I was genuinely quite shocked to find just how little evidence there is for the medical use of cannabis oil or marijuana to treat anything. It certainly does not cure cancer. There is a summary of the systematic reviews and meta-analyses on it at the Science-Based Medicine blog from Steve Novella (link). Yes, there are some good early results in a very limited range of medical conditions. It is very clear, however, that the claims for the benefits massively outstrip the evidence for those claims. I really was quite surprised at the lack of evidence to support its medical use (and I know I am probably going to get anecdotes in the comments below about how it worked or me … blah, blah, blah. Please do not waste your time posting a comment about that as it won’t be approved. Suggest you read this instead: But, but … it worked for me).
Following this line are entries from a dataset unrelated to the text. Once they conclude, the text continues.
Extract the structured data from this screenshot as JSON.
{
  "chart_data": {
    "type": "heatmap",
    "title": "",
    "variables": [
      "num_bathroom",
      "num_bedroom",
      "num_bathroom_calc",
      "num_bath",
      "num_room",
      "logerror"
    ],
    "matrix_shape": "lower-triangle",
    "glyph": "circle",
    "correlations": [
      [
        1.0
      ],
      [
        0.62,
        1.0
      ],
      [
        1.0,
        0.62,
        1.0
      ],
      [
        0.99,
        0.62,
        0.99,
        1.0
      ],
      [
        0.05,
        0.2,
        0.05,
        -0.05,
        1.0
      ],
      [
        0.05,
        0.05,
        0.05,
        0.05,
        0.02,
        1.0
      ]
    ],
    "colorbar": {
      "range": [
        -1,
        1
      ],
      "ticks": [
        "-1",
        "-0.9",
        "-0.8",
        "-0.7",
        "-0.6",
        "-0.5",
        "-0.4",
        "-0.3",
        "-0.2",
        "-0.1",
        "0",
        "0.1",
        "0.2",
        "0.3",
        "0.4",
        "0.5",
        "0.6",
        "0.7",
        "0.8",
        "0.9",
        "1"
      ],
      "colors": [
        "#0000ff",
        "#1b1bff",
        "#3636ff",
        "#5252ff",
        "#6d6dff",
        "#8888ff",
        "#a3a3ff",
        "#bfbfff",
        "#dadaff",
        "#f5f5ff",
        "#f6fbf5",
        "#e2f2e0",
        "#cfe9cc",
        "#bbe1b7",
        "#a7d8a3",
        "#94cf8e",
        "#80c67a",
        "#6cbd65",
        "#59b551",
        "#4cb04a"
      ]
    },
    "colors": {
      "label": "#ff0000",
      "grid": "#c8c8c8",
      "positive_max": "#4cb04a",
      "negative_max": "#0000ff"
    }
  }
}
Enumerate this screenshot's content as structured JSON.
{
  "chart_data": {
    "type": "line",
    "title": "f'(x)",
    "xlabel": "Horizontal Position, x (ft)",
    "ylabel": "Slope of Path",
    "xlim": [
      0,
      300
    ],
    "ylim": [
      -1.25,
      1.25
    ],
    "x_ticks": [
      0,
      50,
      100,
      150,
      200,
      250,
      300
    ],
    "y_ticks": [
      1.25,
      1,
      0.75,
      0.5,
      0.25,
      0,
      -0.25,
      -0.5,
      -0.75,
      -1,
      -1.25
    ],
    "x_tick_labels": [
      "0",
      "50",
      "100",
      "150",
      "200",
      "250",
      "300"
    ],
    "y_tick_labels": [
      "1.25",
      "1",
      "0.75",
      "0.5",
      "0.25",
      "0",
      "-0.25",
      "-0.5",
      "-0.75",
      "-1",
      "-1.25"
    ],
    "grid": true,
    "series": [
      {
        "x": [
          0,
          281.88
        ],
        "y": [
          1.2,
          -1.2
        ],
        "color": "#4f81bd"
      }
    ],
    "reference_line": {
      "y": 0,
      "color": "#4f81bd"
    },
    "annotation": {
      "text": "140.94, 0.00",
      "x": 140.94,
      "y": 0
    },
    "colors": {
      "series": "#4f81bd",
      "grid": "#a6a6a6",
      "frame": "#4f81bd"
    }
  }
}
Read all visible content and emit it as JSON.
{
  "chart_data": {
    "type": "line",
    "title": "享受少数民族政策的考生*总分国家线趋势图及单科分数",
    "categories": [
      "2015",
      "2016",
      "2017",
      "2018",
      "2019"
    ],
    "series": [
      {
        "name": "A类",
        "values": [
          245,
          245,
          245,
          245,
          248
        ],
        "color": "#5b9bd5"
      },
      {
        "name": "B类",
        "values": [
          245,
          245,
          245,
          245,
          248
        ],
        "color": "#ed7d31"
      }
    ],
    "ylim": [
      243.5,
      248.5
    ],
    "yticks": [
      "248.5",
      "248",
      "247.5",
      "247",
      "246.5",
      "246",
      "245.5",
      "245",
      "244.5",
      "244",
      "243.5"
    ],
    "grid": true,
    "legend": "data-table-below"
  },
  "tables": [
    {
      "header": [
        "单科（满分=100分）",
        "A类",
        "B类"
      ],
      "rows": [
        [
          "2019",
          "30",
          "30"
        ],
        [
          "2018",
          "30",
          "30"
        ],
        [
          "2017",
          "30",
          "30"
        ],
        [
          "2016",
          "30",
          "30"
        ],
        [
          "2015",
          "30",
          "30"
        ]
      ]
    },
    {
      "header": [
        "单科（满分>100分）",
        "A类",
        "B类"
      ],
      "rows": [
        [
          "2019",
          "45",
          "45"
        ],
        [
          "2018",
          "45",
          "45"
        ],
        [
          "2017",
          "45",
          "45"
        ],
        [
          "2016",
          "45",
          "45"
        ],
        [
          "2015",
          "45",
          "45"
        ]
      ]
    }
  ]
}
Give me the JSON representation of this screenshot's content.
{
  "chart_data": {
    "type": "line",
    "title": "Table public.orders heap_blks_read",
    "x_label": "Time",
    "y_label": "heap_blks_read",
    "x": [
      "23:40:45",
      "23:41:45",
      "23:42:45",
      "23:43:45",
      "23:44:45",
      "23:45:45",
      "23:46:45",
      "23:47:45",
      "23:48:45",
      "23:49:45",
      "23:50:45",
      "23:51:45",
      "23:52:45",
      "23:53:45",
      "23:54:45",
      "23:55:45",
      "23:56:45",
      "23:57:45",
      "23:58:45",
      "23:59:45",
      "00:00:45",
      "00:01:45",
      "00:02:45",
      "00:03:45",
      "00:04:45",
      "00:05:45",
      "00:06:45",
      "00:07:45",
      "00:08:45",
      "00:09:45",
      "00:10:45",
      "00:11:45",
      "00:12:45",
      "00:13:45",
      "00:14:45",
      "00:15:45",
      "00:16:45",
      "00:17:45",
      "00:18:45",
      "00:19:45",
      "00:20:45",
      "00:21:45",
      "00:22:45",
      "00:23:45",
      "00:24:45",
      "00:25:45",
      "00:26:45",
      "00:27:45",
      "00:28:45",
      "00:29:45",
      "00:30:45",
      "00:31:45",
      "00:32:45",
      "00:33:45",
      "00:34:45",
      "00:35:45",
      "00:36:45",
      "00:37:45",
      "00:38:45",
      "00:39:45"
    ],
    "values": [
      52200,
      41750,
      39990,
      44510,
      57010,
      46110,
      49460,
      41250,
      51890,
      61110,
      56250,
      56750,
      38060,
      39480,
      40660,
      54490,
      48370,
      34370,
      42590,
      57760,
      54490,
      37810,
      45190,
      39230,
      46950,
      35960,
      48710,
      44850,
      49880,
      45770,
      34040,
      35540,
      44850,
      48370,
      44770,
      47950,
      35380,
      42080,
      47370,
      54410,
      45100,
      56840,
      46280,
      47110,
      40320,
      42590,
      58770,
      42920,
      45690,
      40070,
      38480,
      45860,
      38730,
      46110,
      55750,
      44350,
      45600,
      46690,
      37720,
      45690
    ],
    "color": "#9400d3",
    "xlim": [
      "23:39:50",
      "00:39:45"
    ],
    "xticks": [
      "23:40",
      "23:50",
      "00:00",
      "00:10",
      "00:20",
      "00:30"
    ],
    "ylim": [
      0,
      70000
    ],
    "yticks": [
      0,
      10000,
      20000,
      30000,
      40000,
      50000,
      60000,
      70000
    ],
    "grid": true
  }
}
Back to its use for plantar fasciitis. There is no evidence that it helps (anecdotes are not evidence). There is no pathophysiological mechanism by which it could help. Plantar fasciitis is a mechanical problem. Pharmacological interventions (eg cannabis oil) do not help mechanical problems and only may mask the symptoms (which is not always necessarily a bad thing). The only way that cannabis oil could help plantar fasciitis is by helping those with a chronic pain problem feel better about themselves. It is not a treatment for plantar fasciitis.

One irony in all this is that those who are mostly advocating the use of cannabis oil, tend to be those into “natural” therapies (another bogus claim to be addressed another time) and tend to advance the argument that the “medical establishment” do not know how to treat the root cause of problems (another bogus claim to be addressed another time) who just use drugs to mask the real problem (another bogus claim to be addressed another time). Is that not exactly what they are doing in advocating cannabis oil for plantar fasciitis?